Die Stammbaumanalyse dient der Bestimmung des Erbgangs einer Erkrankung. Fünf Fälle sind möglich: autosomal-dominant, autosomal-rezessiv, X-chromosomal-dominant, X-chromosomal-rezessiv oder (selten) Y-chromosomal. Mit dem folgenden Algorithmus lässt sich der Erbgang systematisch eingrenzen.
Prüfe, ob nur Männer erkrankt sind und jeder kranke Vater nur kranke Söhne hat. Ist eine Frau erkrankt oder hat ein kranker Vater einen gesunden Sohn, ist Y-chromosomal ausgeschlossen.
• Generationssprung vorhanden (gesunde Eltern, krankes Kind)? → rezessiv.
• In jeder Generation Erkrankte und kein Generationssprung? → eher dominant.
• Hat ein krankes Elternteil ein gesundes Kind, ist eine dominante Vererbung dennoch möglich (heterozygot Aa × aa).
Bei vermutet dominantem Erbgang:
• Hat ein erkrankter Vater eine gesunde Tochter? → X-chromosomal-dominant ist ausgeschlossen (Vater gibt sein X-Chromosom an alle Töchter weiter).
• Sind überproportional viele Frauen betroffen? → spricht für X-chromosomal-dominant.
Bei vermutet rezessivem Erbgang:
• Hat eine erkrankte Mutter einen gesunden Sohn? → X-chromosomal-rezessiv ausgeschlossen (Söhne erben das X stets von der Mutter).
• Sind fast nur Männer betroffen, überspringen Generationen, mütterlicher Erbgang? → X-chromosomal-rezessiv wahrscheinlich.
• Sind beide Geschlechter etwa gleich häufig betroffen? → autosomal.
Nach der Hypothese werden die Genotypen aller Personen eingetragen (z. B. AA/Aa/aa bei autosomalem rezessivem Erbgang). Prüfe, ob alle Erkrankten den passenden Genotyp haben können und ob keine Widersprüche auftreten. Wenn ja, ist die Hypothese bestätigt; sonst alternativen Erbgang testen.

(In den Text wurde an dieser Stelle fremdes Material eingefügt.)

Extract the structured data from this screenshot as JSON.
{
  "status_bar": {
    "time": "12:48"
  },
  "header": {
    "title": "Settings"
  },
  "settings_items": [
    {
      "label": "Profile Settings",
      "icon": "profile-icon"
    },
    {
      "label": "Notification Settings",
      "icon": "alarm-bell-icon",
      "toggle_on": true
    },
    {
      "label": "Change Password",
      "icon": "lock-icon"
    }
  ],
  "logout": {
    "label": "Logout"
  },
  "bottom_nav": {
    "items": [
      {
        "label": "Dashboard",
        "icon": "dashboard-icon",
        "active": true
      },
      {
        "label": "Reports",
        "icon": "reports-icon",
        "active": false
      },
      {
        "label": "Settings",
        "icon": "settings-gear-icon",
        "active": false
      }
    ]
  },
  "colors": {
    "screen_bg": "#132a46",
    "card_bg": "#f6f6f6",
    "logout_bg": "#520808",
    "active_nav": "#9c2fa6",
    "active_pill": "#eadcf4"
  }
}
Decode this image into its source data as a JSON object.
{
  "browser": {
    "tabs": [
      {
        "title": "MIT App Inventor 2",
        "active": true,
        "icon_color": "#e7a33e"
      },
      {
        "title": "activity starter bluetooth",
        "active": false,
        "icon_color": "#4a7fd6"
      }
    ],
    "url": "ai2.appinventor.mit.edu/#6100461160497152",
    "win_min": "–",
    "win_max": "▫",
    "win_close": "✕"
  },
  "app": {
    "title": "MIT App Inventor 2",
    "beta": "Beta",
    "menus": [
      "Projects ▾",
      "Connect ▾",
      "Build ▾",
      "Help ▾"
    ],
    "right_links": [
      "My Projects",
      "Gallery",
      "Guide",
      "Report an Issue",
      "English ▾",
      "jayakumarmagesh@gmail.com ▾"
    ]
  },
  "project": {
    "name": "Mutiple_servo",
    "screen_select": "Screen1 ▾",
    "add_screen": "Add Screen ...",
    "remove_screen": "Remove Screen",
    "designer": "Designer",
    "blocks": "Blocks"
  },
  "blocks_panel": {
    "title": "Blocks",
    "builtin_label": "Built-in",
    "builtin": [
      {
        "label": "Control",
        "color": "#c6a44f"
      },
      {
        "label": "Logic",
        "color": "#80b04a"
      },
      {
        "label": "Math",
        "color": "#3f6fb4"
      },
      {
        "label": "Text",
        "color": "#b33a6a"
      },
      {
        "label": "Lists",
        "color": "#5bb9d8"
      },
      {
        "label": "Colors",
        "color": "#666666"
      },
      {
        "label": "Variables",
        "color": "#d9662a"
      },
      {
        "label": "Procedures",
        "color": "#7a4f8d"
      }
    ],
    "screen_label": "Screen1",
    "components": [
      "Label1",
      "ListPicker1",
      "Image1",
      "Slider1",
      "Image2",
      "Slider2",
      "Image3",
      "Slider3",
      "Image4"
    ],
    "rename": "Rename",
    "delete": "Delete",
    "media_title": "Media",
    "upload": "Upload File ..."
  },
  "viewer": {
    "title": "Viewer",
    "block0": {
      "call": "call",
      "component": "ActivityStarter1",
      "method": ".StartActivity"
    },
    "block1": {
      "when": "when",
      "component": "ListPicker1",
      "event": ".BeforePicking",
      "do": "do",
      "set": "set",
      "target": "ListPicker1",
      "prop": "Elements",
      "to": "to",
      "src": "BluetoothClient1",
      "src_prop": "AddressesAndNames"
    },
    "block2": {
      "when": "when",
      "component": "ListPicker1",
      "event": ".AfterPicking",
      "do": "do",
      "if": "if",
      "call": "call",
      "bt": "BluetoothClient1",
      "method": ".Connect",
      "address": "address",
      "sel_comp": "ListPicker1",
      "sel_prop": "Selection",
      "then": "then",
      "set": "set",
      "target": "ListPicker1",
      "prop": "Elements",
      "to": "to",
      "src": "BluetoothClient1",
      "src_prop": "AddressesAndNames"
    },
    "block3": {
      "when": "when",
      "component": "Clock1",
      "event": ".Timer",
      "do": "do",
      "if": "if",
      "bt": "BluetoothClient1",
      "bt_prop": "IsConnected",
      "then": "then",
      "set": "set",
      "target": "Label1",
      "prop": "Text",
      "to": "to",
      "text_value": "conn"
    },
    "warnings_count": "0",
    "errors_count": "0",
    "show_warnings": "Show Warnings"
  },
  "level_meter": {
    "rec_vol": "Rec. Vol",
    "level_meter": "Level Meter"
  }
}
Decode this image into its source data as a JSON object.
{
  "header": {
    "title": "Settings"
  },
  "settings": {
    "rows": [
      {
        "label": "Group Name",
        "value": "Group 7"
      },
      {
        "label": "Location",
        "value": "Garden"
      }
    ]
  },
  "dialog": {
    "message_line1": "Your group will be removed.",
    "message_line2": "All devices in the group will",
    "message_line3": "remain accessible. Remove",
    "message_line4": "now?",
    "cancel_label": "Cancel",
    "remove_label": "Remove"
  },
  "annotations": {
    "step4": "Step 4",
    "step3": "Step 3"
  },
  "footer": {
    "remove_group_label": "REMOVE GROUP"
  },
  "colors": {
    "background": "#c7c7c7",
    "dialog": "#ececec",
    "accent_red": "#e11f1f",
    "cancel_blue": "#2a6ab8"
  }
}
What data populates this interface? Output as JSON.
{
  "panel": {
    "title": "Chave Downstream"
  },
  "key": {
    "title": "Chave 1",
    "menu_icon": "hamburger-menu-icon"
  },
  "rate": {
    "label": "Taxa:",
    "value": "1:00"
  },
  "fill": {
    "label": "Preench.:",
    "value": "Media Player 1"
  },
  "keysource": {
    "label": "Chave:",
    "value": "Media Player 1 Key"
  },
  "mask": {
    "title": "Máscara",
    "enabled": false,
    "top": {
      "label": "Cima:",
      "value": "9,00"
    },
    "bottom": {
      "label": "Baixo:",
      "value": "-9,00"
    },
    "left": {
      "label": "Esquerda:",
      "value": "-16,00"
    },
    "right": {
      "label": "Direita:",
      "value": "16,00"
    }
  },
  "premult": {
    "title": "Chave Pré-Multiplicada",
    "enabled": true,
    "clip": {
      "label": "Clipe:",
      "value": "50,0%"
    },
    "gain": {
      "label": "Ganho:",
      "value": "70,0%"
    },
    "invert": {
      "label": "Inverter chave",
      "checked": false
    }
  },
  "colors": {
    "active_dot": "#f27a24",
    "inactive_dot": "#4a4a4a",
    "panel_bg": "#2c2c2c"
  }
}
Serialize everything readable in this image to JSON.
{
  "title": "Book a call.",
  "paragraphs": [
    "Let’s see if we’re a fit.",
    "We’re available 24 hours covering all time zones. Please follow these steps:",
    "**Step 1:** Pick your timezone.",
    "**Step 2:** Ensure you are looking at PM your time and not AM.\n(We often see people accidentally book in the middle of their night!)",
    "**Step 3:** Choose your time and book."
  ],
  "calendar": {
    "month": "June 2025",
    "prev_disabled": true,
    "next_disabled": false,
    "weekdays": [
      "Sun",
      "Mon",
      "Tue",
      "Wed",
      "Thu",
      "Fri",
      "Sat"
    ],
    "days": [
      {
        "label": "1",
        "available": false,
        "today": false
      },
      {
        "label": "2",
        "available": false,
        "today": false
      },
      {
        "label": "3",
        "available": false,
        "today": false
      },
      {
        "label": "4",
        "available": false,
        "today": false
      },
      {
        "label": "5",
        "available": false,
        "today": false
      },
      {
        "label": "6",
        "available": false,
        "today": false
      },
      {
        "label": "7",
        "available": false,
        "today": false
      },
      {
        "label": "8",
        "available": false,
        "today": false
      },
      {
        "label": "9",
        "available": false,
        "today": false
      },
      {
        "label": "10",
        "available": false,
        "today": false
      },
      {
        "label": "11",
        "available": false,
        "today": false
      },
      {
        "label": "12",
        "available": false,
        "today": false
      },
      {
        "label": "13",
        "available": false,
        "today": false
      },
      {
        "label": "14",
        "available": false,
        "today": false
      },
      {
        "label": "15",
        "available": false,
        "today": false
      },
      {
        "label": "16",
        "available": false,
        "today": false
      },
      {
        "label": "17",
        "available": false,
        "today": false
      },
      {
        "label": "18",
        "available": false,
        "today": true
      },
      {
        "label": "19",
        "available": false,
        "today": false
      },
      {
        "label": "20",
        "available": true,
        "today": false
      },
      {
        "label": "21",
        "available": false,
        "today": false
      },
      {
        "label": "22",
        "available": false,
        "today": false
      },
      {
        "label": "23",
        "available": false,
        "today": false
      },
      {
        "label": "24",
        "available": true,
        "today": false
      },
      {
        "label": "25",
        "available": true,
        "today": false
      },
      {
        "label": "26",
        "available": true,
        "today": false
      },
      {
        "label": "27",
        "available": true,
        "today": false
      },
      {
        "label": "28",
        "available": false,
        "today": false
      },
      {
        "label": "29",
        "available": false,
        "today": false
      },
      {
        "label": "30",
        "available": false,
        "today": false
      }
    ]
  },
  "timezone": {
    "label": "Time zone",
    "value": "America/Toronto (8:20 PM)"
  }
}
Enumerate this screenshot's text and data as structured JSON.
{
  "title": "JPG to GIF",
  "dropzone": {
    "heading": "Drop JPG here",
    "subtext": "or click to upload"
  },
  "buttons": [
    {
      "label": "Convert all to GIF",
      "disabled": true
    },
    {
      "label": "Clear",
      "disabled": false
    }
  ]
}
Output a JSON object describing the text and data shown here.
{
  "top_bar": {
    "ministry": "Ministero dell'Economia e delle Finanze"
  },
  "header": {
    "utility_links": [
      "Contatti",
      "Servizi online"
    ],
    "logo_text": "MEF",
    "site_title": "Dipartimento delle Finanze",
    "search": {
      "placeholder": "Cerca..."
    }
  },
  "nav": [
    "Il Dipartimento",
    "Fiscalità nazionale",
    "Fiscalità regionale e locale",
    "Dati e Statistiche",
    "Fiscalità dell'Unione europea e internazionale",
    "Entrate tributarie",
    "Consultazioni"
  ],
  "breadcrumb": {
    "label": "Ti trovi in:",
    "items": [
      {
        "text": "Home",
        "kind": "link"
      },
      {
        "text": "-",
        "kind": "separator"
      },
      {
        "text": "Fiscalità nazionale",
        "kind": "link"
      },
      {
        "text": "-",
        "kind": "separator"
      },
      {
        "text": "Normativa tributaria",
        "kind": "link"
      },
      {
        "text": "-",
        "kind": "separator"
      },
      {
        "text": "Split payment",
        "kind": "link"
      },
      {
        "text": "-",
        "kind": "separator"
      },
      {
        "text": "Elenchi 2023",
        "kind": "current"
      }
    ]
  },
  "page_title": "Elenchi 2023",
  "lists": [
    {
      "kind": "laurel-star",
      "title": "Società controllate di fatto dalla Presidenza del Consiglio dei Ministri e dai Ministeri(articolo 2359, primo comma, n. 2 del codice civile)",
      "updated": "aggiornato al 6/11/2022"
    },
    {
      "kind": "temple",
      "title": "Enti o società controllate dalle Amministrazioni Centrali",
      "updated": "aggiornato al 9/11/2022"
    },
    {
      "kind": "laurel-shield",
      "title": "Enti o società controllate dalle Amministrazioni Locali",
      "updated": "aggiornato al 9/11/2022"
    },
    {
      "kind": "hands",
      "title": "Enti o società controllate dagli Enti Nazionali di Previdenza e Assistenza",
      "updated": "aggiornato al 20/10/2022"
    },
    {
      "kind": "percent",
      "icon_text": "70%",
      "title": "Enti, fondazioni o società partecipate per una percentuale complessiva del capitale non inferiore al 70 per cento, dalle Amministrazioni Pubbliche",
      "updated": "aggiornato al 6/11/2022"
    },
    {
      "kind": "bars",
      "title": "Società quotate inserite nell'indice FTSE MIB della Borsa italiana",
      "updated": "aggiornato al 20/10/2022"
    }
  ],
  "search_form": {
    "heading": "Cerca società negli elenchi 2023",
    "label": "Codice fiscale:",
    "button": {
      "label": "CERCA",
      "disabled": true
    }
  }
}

• Mukoviszidose: autosomal-rezessiv (Generationssprung, beide Geschlechter).
• Chorea Huntington: autosomal-dominant (in jeder Generation Erkrankte).
• Hämophilie A: X-chromosomal-rezessiv (fast nur Männer, mütterlich vererbt).
• Vitamin-D-resistente Rachitis: X-chromosomal-dominant (kranker Vater → alle Töchter krank).
Schritte nicht überspringen – immer zuerst Y, dann dominant/rezessiv, dann autosomal/gonosomal prüfen. Auch bei dominantem Erbgang können scheinbar „gesunde“ Träger vorkommen (variable Penetranz).
Zusammenfassung: Algorithmus = (1) Y ausschließen, (2) dominant/rezessiv prüfen, (3) autosomal/gonosomal entscheiden, (4) Genotypen eintragen und auf Konsistenz prüfen.
Abitur-Tipp: Argumentiere im Abi immer ausschließend („X-chromosomal-dominant ist ausgeschlossen, weil ...“) und teste am Ende deine Hypothese mit Genotypen.